“You must pray for the peace of Jerusalem!
May those who love you rest at ease.”
Beloved, how do you pray for the church? The word that we translate as “pray” in this passage is the Hebrew word, la’v’ (shaal), which more literally refers to the way someone might plead or beg for something. There is a sense of desperation in its tone. Beloved, is this the way in which you pray for the church? Do you plead with God for her purity and for her peace? Are you committing yourself to intercede on her behalf, not just for her witness, but for her genuine peace as well. Just as the psalmist is commending ancient Israel to do this for Jerusalem, how desperately important it is for us to do so for the church—both for our local congregations and for the witness of evangelical churches throughout the world.
But what do we mean by “peace”? The term ~Alv’ (shalom) means more than rest from war or personal comfort without oppression, though certainly those elements are included and those elements should be at the heart of our prayer life. Indeed, we should long for the day when the scoffers and nay-sayers who mock the church are brought into judgment and they can no longer tear down God’s people. At the same time, the call for peace, in the Hebrew tongue also anticipated the coming of the Messiah (for the Hebrews today, it still does—at least in their mindset). It is a longing for the great redeemer that God had promised to send to his people…though the Jewish people rejected Him. And praise the Lord that the Jewish people rejected Christ, for this rejection made way for the Gospel to go out to us, the gentile believers! When we see the mighty plan of God unfolded in this way, all we can do is to say with the Apostle Paul:
“Oh the depth of riches and wisdom and knowledge of God!

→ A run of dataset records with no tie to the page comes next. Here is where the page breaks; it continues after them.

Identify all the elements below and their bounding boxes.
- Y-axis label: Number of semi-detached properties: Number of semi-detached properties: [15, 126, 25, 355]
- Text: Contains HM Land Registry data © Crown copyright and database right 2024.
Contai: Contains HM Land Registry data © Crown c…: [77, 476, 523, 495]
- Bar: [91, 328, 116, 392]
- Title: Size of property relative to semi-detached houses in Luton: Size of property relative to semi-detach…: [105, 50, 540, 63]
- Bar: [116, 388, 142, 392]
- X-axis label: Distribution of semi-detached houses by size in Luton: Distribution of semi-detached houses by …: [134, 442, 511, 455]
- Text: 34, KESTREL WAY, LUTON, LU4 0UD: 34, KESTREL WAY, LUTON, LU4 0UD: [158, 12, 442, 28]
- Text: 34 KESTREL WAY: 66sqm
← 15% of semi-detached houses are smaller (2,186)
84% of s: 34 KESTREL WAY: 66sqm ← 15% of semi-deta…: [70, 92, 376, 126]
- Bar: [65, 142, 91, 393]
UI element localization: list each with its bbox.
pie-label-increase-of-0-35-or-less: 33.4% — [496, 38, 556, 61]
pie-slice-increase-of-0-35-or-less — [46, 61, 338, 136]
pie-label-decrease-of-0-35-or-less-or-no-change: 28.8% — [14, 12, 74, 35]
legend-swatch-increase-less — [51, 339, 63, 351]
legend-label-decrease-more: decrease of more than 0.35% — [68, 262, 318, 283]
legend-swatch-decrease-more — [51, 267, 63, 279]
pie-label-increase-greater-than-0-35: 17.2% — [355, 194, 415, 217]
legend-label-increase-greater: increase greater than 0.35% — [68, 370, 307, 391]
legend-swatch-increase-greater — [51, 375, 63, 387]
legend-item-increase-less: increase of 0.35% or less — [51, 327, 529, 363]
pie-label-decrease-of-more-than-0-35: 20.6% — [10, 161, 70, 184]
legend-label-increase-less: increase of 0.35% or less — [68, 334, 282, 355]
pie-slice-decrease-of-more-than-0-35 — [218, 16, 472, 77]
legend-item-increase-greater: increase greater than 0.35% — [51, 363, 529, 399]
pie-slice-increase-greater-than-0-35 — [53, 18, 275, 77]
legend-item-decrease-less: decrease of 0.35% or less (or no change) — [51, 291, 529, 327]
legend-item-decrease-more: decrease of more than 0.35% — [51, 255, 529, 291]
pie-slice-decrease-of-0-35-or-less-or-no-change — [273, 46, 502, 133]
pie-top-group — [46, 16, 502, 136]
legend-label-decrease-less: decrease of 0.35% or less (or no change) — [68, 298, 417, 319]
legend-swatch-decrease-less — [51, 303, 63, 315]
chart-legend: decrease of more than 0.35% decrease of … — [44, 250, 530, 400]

How unfathomable are his judgments and inscrutable his ways!”
Thus, when we pray for peace, we pray with the knowledge that God has already sent his Messiah in Jesus Christ and assured for us, his people, the peace that “passes all understanding” (Philippians 4:7) which will “rule in our hearts” (Colossians 3:15) and be a testimony of a mind that is set upon Jesus Christ (Romans 8:6). Indeed, our Lord, said, “my peace I leave with you” (John 14:27) and it is because of this that our hearts need not fear or be troubled by the things of the world. We have a confidence that the peace of God has been offered in part to us already and that there is a guarantee given to those who are trusting in Jesus Christ that such peace will be enjoyed in its fullness in the world to come, thus as we pray for that peace here and now, we also pray to hasten the day of our Lord’s return. Indeed, “come Lord Jesus, come!” (Revelation 22:20).
Beloved, let us pray for the peace of the church so that our minds and hearts might rest assured. There are many trials and difficulties that must be faced in this fallen world and there are many challenges that must be met, yet the church of Christ has been promised victory; let us be a part of that mighty day and engage the world’s lies with Truth, knowing that the Messiah has come and his name is Jesus Christ.